Power being dissipated by Q1 (PQ1):
Ice = 0.020A (typical load current)
Vce = 90 - 62 = 28V
PQ1 = Ice * Vce = 0.02 * 28V = 1.24W (typical)
Ice = 0.215A (maximum load current)
Vce = 90 - 62 = 28V
PQ1 = Ice * Vce = 0.215A * 28V = 6W (maximum)
NOTE: These power dissipation values are the same regardless of type of linear regulator – could be a series pass transistor (this design) or one of the integrated linear regulators such as the LM317AHVT or TL783CKC.

Q1 Thermal Resistance (worst case)
TIP31 thermal resistance, Junction to Case = 3.125C/W
Heatsink pad thermal resistance, Case to Sink = 0.35C/W
Heatsink thermal resistance, Sink to Ambient = 11.4C/W
Q1 accumulative thermal resistance = 3.125 + 0.35 + 11.4 = 14.875C/W

Q1 Temp rise normal operation with typical load:
Q1 temperature rise = 14.875C/W * 1.24W ~= 19C
Assume ambient temp = 25C
Q1 temperature at ambient room temp = 25 + 19 = 44C

Q1 Temp rise normal operation with maximum load:
Q1 temperature rise = 14.875C/W * 6W = 89.25C (don't touch!)
Assume ambient temp = 25C
Q1 temperature at ambient room temp = 89.25C + 25C = 114.25C
Q1 maximum allowed operating temperature = 150C
If Q1 did not have heatsink ...
Q1 thermal resistance, Junction to Ambient = 62.5C/W
Q1 Temp rise = 62.5 * 6W > 375C!
Regulator and heat sink as used by ’somebody else’…
Regulator thermal resistance, Junction to Ambient = 31.975C/W
Regulator Temp rise = 31.975 * 6W = 192C. Nearly 200C!
Maximum temp of device = 150C.
200C is hot enough to release the ‘magic smoke’.

Power being dissipated by Q2 (PQ2):
Q2 turned off in non-shorted configuration - power dissipation by Q2 = 0.

Shorted supply operation (Q2 turned on):
Ishort = Q1Vbe[(R12 + R15)/(R15 * R14)] + Vout[R12 / (R15 * R14)]
Q1Vbe for TIP31C = 1.8V max, Vout when shorted = 0V
Ishort = 1.8[(1K + 12K)/(12K * 33)]
Ishort = 0.059A or 59mA
When this power supply is shorted – the regulator will continue to try to supply power to this circuit but at a reduced 59mA current level.
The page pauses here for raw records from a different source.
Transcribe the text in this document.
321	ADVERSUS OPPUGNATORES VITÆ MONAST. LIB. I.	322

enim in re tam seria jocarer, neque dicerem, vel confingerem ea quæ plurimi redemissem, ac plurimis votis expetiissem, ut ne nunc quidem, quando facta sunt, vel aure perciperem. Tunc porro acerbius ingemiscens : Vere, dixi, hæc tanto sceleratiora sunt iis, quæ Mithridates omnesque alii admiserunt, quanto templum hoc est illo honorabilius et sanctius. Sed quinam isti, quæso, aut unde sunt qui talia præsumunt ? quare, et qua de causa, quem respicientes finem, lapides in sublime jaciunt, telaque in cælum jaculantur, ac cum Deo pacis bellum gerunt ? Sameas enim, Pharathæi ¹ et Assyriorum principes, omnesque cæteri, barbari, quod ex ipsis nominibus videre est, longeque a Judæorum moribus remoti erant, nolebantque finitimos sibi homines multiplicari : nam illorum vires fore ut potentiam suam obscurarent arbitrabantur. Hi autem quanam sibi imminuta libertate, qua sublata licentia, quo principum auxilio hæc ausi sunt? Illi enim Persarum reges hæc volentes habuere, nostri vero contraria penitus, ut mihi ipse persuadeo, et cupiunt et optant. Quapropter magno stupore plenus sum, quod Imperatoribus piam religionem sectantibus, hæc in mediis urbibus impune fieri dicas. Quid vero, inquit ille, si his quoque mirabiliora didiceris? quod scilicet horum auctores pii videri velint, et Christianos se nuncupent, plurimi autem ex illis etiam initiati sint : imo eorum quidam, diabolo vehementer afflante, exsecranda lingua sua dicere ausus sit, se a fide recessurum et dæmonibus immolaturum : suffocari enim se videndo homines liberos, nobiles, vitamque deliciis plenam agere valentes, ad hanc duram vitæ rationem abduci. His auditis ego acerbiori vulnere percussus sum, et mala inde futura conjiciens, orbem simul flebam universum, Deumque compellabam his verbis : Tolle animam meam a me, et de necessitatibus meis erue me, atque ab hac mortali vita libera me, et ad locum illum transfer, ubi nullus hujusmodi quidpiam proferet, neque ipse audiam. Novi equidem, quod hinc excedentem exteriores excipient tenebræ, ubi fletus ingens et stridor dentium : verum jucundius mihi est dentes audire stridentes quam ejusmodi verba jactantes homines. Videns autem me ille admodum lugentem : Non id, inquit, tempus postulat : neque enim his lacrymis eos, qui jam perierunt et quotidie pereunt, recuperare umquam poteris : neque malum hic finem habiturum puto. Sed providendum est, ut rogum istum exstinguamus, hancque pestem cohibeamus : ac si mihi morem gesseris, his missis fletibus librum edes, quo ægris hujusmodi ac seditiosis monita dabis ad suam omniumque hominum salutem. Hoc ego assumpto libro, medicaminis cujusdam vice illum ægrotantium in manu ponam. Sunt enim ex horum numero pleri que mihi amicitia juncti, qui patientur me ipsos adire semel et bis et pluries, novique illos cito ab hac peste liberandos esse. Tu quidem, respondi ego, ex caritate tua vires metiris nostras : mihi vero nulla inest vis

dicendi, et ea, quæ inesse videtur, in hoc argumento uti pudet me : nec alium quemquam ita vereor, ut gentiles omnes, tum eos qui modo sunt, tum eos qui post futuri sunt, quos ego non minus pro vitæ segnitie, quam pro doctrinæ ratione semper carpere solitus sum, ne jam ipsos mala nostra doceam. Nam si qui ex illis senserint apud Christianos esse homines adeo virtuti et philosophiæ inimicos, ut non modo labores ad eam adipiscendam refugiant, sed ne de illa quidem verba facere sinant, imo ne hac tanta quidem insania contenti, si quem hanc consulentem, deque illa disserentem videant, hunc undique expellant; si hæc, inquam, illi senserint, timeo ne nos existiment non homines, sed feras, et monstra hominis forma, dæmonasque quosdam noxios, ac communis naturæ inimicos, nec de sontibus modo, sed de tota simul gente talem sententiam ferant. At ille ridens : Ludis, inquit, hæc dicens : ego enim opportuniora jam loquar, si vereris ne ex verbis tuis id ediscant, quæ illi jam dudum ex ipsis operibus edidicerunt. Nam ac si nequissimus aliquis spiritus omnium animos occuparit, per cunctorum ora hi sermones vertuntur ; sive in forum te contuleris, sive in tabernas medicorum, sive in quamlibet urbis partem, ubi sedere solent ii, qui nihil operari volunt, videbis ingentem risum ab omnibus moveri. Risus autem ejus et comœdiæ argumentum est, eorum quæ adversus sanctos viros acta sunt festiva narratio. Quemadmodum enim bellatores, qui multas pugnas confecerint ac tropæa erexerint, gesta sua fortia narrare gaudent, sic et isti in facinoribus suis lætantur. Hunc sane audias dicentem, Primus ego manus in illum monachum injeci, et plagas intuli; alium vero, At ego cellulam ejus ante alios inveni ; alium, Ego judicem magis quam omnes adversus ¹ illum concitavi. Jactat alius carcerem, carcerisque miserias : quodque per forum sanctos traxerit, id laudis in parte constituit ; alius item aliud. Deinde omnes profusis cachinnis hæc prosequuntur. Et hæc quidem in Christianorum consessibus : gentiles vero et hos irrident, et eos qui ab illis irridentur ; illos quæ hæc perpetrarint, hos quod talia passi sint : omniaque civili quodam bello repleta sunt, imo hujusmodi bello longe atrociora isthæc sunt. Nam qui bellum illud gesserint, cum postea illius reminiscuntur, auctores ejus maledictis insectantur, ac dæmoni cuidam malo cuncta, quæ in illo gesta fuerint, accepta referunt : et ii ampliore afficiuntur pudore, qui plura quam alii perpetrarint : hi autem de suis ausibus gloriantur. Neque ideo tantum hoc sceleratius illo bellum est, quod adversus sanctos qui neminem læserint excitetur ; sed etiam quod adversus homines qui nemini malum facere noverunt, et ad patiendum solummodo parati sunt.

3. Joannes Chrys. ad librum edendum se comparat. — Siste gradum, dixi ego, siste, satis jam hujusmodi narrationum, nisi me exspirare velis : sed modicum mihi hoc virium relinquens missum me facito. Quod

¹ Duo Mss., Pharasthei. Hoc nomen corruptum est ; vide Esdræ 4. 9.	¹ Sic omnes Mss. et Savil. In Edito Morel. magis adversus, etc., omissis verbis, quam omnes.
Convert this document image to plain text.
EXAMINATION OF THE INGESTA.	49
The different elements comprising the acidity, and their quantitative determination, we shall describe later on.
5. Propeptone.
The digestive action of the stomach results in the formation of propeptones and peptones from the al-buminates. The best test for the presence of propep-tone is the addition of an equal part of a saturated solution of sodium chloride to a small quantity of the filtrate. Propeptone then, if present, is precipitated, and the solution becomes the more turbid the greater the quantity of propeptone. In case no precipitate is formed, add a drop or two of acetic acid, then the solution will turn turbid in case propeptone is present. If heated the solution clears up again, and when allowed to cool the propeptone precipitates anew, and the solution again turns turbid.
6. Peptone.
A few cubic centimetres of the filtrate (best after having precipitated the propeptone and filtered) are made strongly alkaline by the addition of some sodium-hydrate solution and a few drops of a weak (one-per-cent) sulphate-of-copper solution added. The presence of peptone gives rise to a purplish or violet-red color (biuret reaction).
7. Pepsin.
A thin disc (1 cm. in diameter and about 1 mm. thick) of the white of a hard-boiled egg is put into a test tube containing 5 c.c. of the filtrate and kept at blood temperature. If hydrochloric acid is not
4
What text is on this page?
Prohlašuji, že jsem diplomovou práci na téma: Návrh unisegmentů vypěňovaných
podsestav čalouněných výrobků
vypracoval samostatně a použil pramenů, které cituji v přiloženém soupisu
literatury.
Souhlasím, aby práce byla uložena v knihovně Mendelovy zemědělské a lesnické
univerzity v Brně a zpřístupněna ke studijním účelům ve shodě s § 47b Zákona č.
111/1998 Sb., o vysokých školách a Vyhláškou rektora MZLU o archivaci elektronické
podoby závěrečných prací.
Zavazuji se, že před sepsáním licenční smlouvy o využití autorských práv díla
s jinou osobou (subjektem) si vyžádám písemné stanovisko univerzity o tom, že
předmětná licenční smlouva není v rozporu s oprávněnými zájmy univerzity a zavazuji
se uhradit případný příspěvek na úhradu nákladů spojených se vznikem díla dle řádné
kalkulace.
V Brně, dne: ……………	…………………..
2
If the short circuit persists, R1 will absorb this supplied current.

Power dissipated by R1 (PR1) during short circuit condition:
VR1 = 90 - 0 = 90VDC (Q2 saturation voltage negligible)
PR1 = (90^2 / 1800) = 4.5W

R1 rated at 5W – resistor will get hot if supply left shorted but still operating at lower than maximum limits.

Power dissipated by D1 (PD1):
Current consumed by D1: ID1 ~= IR1 = [4.5W / 1800] = 0.0025A
Power dissipated by D1 worst case = (VD1 * ID1) = 62V * 0.0025A = 0.155W
D1 power rating = 1W

Power being dissipated by Q1 (PQ1):
Ice ~= Ishort = 0.059A
Vce = 90 - 0 = 90V
PQ1 = Ice * Vce = 0.059A * 90V = 5.3W

Q1 Temp rise during short circuit:
Q1 temperature rise = 14.875C/W * 5.3W = 78.84C
Assume ambient temp = 25C
Q1 temperature at ambient room temp = 78.84C + 25C = 103.84C
Q1 maximum allowed temperature = 150C
Again, this transistor will get quite hot during a short circuit but will still be operating at lower than maximum limits.